To stimulate the economy fast, I think the interest rates should be cut to 0% or 1% for homeowners, and people seeking to purchase a home. Everyone deserves to own a home in this country, not just the landlords out to make easy money off of people. If the interest rates were cut to 1%, everyone would be able to afford a home, thus stimulating the economy and getting these homes out of the banks hands and into the hands of the people. People trying to get homes could afford to buy a 150,000 home at about 400 a month. They could then afford to pay their bills, AND stimulate the economy EVERY month by purchasing products.

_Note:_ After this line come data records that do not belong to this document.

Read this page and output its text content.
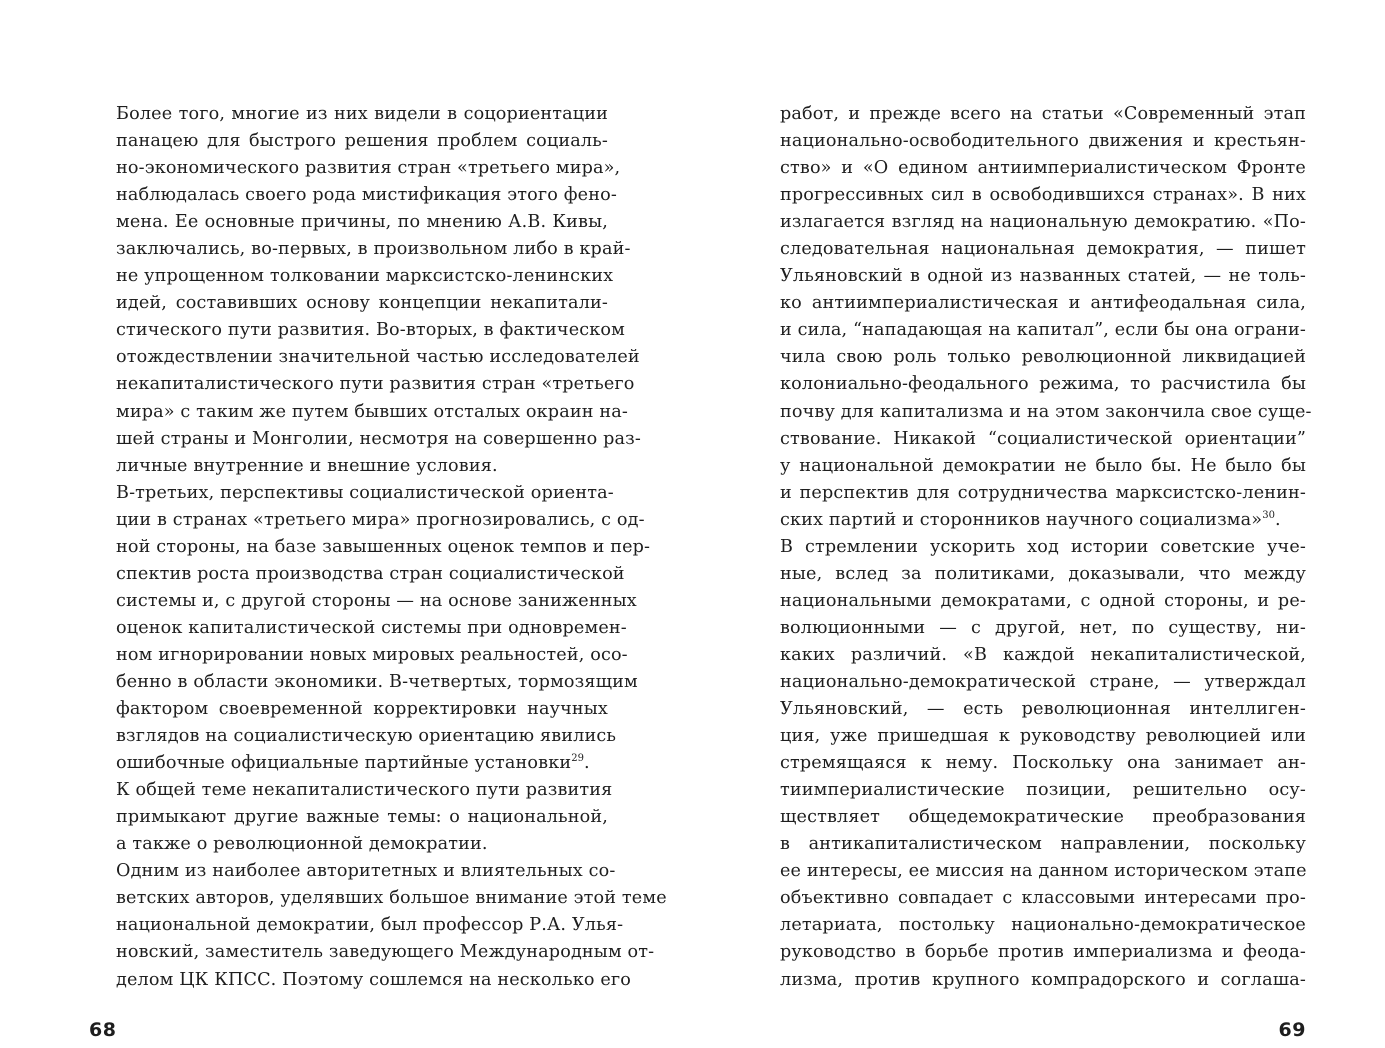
Более того, многие из них видели в соцориентации
панацею для быстрого решения проблем социаль-
но-экономического развития стран «третьего мира»,
наблюдалась своего рода мистификация этого фено-
мена. Ее основные причины, по мнению А.В. Кивы,
заключались, во-первых, в произвольном либо в край-
не упрощенном толковании марксистско-ленинских
идей, составивших основу концепции некапитали-
стического пути развития. Во-вторых, в фактическом
отождествлении значительной частью исследователей
некапиталистического пути развития стран «третьего
мира» с таким же путем бывших отсталых окраин на-
шей страны и Монголии, несмотря на совершенно раз-
личные внутренние и внешние условия.
В-третьих, перспективы социалистической ориента-
ции в странах «третьего мира» прогнозировались, с од-
ной стороны, на базе завышенных оценок темпов и пер-
спектив роста производства стран социалистической
системы и, с другой стороны — на основе заниженных
оценок капиталистической системы при одновремен-
ном игнорировании новых мировых реальностей, осо-
бенно в области экономики. В-четвертых, тормозящим
фактором своевременной корректировки научных
взглядов на социалистическую ориентацию явились
ошибочные официальные партийные установки$^{29}$.
К общей теме некапиталистического пути развития
примыкают другие важные темы: о национальной,
а также о революционной демократии.
Одним из наиболее авторитетных и влиятельных со-
ветских авторов, уделявших большое внимание этой теме
национальной демократии, был профессор Р.А. Улья-
новский, заместитель заведующего Международным от-
делом ЦК КПСС. Поэтому сошлемся на несколько его
68
работ, и прежде всего на статьи «Современный этап
национально-освободительного движения и крестьян-
ство» и «О едином антиимпериалистическом Фронте
прогрессивных сил в освободившихся странах». В них
излагается взгляд на национальную демократию. «По-
следовательная национальная демократия, — пишет
Ульяновский в одной из названных статей, — не толь-
ко антиимпериалистическая и антифеодальная сила,
и сила, “нападающая на капитал”, если бы она ограни-
чила свою роль только революционной ликвидацией
колониально-феодального режима, то расчистила бы
почву для капитализма и на этом закончила свое суще-
ствование. Никакой “социалистической ориентации”
у национальной демократии не было бы. Не было бы
и перспектив для сотрудничества марксистско-ленин-
ских партий и сторонников научного социализма»$^{30}$.
В стремлении ускорить ход истории советские уче-
ные, вслед за политиками, доказывали, что между
национальными демократами, с одной стороны, и ре-
волюционными — с другой, нет, по существу, ни-
каких различий. «В каждой некапиталистической,
национально-демократической стране, — утверждал
Ульяновский, — есть революционная интеллиген-
ция, уже пришедшая к руководству революцией или
стремящаяся к нему. Поскольку она занимает ан-
тиимпериалистические позиции, решительно осу-
ществляет общедемократические преобразования
в антикапиталистическом направлении, поскольку
ее интересы, ее миссия на данном историческом этапе
объективно совпадает с классовыми интересами про-
летариата, постольку национально-демократическое
руководство в борьбе против империализма и феода-
лизма, против крупного компрадорского и соглаша-
69
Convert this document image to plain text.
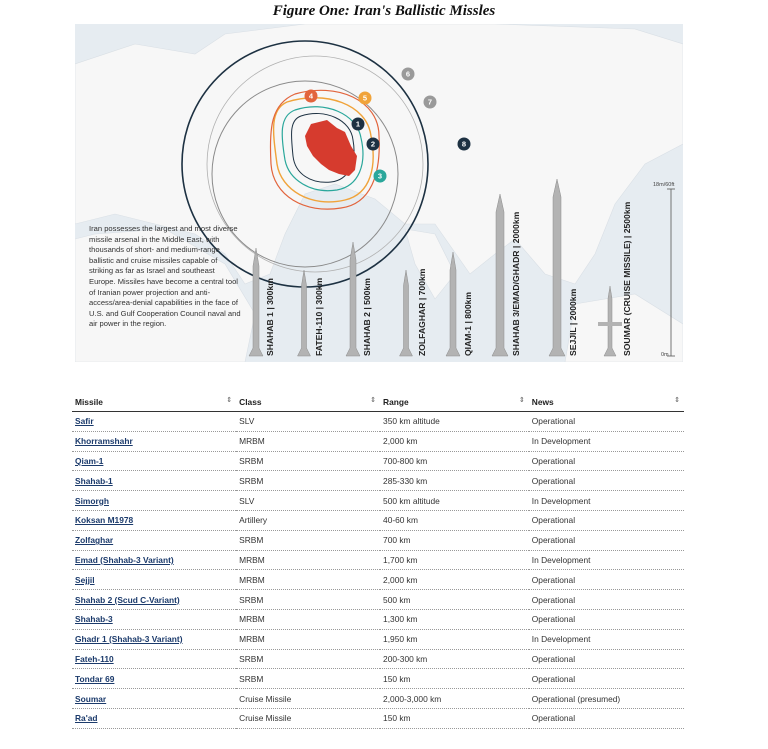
Figure One: Iran's Ballistic Missles
1
2
3
4	5
6
7
8
SHAHAB 1 | 300km	FATEH-110 | 300km	SHAHAB 2 | 500km	ZOLFAGHAR | 700km	QIAM-1 | 800km	SHAHAB 3/EMAD/GHADR | 2000km	SEJJIL | 2000km	SOUMAR (CRUISE MISSILE) | 2500km
18m/60ft
0m
Iran possesses the largest and most diverse missile arsenal in the Middle East, with thousands of short- and medium-range ballistic and cruise missiles capable of striking as far as Israel and southeast Europe. Missiles have become a central tool of Iranian power projection and anti-access/area-denial capabilities in the face of U.S. and Gulf Cooperation Council naval and air power in the region.
Missile ⇕	Class ⇕	Range ⇕	News ⇕

Safir	SLV	350 km altitude	Operational
Khorramshahr	MRBM	2,000 km	In Development
Qiam-1	SRBM	700-800 km	Operational
Shahab-1	SRBM	285-330 km	Operational
Simorgh	SLV	500 km altitude	In Development
Koksan M1978	Artillery	40-60 km	Operational
Zolfaghar	SRBM	700 km	Operational
Emad (Shahab-3 Variant)	MRBM	1,700 km	In Development
Sejjil	MRBM	2,000 km	Operational
Shahab 2 (Scud C-Variant)	SRBM	500 km	Operational
Shahab-3	MRBM	1,300 km	Operational
Ghadr 1 (Shahab-3 Variant)	MRBM	1,950 km	In Development
Fateh-110	SRBM	200-300 km	Operational
Tondar 69	SRBM	150 km	Operational
Soumar	Cruise Missile	2,000-3,000 km	Operational (presumed)
Ra'ad	Cruise Missile	150 km	Operational
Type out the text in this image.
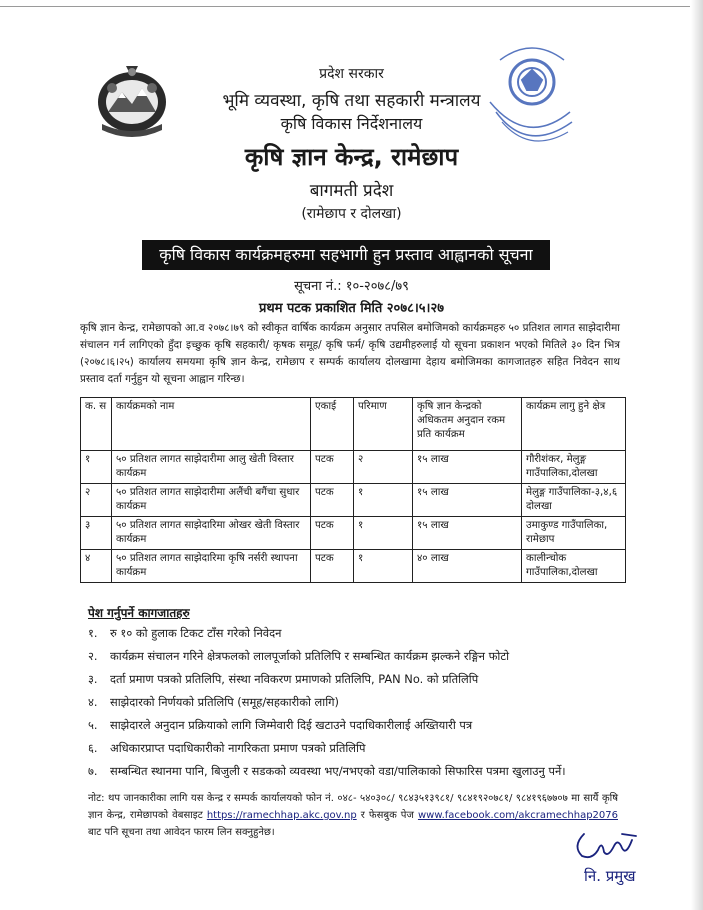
प्रदेश सरकार
भूमि व्यवस्था, कृषि तथा सहकारी मन्त्रालय
कृषि विकास निर्देशनालय
कृषि ज्ञान केन्द्र, रामेछाप
बागमती प्रदेश
(रामेछाप र दोलखा)
कृषि विकास कार्यक्रमहरुमा सहभागी हुन प्रस्ताव आह्वानको सूचना
सूचना नं.: १०-२०७८/७९
प्रथम पटक प्रकाशित मिति २०७८।५।२७
कृषि ज्ञान केन्द्र, रामेछापको आ.व २०७८।७९ को स्वीकृत वार्षिक कार्यक्रम अनुसार तपसिल बमोजिमको कार्यक्रमहरु ५० प्रतिशत लागत साझेदारीमा संचालन गर्न लागिएको हुँदा इच्छुक कृषि सहकारी/ कृषक समूह/ कृषि फर्म/ कृषि उद्यमीहरुलाई यो सूचना प्रकाशन भएको मितिले ३० दिन भित्र (२०७८।६।२५) कार्यालय समयमा कृषि ज्ञान केन्द्र, रामेछाप र सम्पर्क कार्यालय दोलखामा देहाय बमोजिमका कागजातहरु सहित निवेदन साथ प्रस्ताव दर्ता गर्नुहुन यो सूचना आह्वान गरिन्छ।
क. स	कार्यक्रमको नाम	एकाई	परिमाण	कृषि ज्ञान केन्द्रको अधिकतम अनुदान रकम प्रति कार्यक्रम	कार्यक्रम लागु हुने क्षेत्र
१	५० प्रतिशत लागत साझेदारीमा आलु खेती विस्तार कार्यक्रम	पटक	२	१५ लाख	गौरीशंकर, मेलुङ्ग गाउँपालिका,दोलखा
२	५० प्रतिशत लागत साझेदारीमा अलैंची बगैंचा सुधार कार्यक्रम	पटक	१	१५ लाख	मेलुङ्ग गाउँपालिका-३,४,६ दोलखा
३	५० प्रतिशत लागत साझेदारिमा ओखर खेती विस्तार कार्यक्रम	पटक	१	१५ लाख	उमाकुण्ड गाउँपालिका, रामेछाप
४	५० प्रतिशत लागत साझेदारिमा कृषि नर्सरी स्थापना कार्यक्रम	पटक	१	४० लाख	कालीन्चोक गाउँपालिका,दोलखा
पेश गर्नुपर्ने कागजातहरु
१. रु १० को हुलाक टिकट टाँस गरेको निवेदन
२. कार्यक्रम संचालन गरिने क्षेत्रफलको लालपूर्जाको प्रतिलिपि र सम्बन्धित कार्यक्रम झल्कने रङ्गिन फोटो
३. दर्ता प्रमाण पत्रको प्रतिलिपि, संस्था नविकरण प्रमाणको प्रतिलिपि, PAN No. को प्रतिलिपि
४. साझेदारको निर्णयको प्रतिलिपि (समूह/सहकारीको लागि)
५. साझेदारले अनुदान प्रक्रियाको लागि जिम्मेवारी दिई खटाउने पदाधिकारीलाई अख्तियारी पत्र
६. अधिकारप्राप्त पदाधिकारीको नागरिकता प्रमाण पत्रको प्रतिलिपि
७. सम्बन्धित स्थानमा पानि, बिजुली र सडकको व्यवस्था भए/नभएको वडा/पालिकाको सिफारिस पत्रमा खुलाउनु पर्ने।
नोट: थप जानकारीका लागि यस केन्द्र र सम्पर्क कार्यालयको फोन नं. ०४८- ५४०३०८/ ९८४३५१३९८१/ ९८४१९२०७८१/ ९८४१९६७७०७ मा सार्यै कृषि ज्ञान केन्द्र, रामेछापको वेबसाइट https://ramechhap.akc.gov.np र फेसबुक पेज www.facebook.com/akcramechhap2076 बाट पनि सूचना तथा आवेदन फारम लिन सक्नुहुनेछ।
नि. प्रमुख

Also the Three Credit Reporting Agencies need to be taken care of by one database, our government, maybe they can make sure the information contained within is ACCURATE. Right now the information in the database is not accurate and needs to be investigated, they refuse to update false information, email address changes, false addresses on the credit reports etc… all harmful to credit score.
I think this is the HEART of the problem, yet no one understands this. Did you ever try to fix your credit? Did they ever listen to you and snowball you? Give you the run around?
Or maybe things could just remain the same in this country, and this entire CREDIT Problem will remain the same unless changes are made in this area as well. I am very rare in this country, I have student loans, and a loan for a washer, but thats it, not one credit card, I guess I’m not worthy for a home loan. I would be the most IDEAL person for a home loan, and I’m sure there are soooo many people like me that dont have debt that would love a home.